The biggest enemy of electric cars in America may be the average car buyer.
When news of the GOP tax plan broke, there was plenty of talk that the plan to kill the $7,500 federal tax credit for electric vehicles would make the cars an even tougher sell among mainstream consumers. That may be true for some buyers, but electric vehicles may be facing issues that even an incentive may not solve.
For example, out of 16 million unique users every month, fewer than 5 percent of searches on car-buying site KBB.com are for electric or hybrid vehicles, Kelley Blue Book analyst Rebecca Lindland told CNBC.
The hybrid Toyota Prius was introduced in 1997 and several competitors have since emerged, but hybrid cars have never accounted for much more than 3 percent of total auto sales, Lindland said. In fact, sales have fluctuated over time, sometimes moving up and down with gasoline prices.
"While it is not ideal that the tax credit may go away, it was not the panacea for electric vehicle sales," Lindland said. "It is not like EV sales were on fire because of the incentive."
"Car buyers don't see hybrid and electric vehicles as providing the right solutions for their wants and needs, even though the vehicles often can," she said.
Electric vehicle advocates say the credit has helped electric sales, and that Congress would be removing it at a critical juncture.
"It is working exactly as it was designed to work," said Genevieve Cullen, president of the Electric Drive Transportation Association. "It is creating jobs, we have a diverse market of EVs at different price points. Let it continue to work as intended. It would be backward to repeal this credit just as the next wave of electric cars at closer-to-average price points come to market."
There are many reasons to think consumers will warm to electrified vehicles. Younger buyers show higher interested in electrified vehicle, for example. Charging infrastructure is improving.
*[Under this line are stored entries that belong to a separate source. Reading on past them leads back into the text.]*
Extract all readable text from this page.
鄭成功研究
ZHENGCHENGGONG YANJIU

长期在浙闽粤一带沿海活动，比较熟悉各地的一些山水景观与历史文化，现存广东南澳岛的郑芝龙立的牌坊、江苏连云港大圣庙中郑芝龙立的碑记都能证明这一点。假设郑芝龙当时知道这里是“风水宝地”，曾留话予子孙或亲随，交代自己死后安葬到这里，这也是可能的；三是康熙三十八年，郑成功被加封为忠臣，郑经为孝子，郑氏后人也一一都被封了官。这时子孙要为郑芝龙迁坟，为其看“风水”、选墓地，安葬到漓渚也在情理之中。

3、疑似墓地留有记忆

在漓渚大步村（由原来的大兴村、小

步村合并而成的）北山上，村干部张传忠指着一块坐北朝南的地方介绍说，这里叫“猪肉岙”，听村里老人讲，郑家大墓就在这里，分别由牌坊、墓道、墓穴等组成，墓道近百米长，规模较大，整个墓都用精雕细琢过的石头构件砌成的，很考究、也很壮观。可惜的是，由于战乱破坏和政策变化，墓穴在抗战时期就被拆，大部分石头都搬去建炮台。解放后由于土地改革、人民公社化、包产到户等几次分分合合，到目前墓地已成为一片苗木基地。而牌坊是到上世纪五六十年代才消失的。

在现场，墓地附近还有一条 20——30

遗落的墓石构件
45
Several manufacturers are planning new models, which will increase the range of choices for buyers.
And some analysts expect battery costs to drop over the next several years to the point where electric cars are less expensive than internal combustion engines.
Some firms working on autonomous driving technology have said it pairs best with electrified drive trains, in large part because both autonomous and electric cars need massive battery power. Waymo said on Tuesday it will test a breakthrough semi-autonomous ride-hailing program in Phoenix. It is using hybrid Chrysler Pacifica minivans.
Ride-hailing company Lyft has said it wants its own self-driving fleet to be electric, and General Motors has been developing autonomous technology on Chevrolet Bolts.
"Autonomous could be the saving grace of electric vehicles," Lindland said.
But the widespread of deployment of self-driving cars is widely thought to still be years away.
In the meantime, more consumer-friendly incentives could go a long way toward boosting sales, Lindland said.
One potential solution is redesigning incentives so they go to the customers who would most likely need them to justify the purchase — target the mid-range or budget-conscious buyer. California lawmakers earlier in 2017 introduced (ultimately unsuccessfully) legislation that included more incentives for low income-buyers, for example.
As you go into mainstream, buyers become more price sensitive," Lindland said. "They are more constrained, they are not going to buy it just to be the first on the block to have the car. Those are the very people you need to incentivize. This is where the regulations and incentives are out of line with consumer."
Another approach would be to offer the credit as a rebate or "feebate" that could be redeemed when consumers purchase vehicles, rather entered as a line on a tax return weeks or months later. This would make the process simpler for buyers and put money back in their pockets right away.
"We need to govern smarter," Lindland said. "It is not that tax credits are a bad idea. They just need to be timed correctly and executed correctly."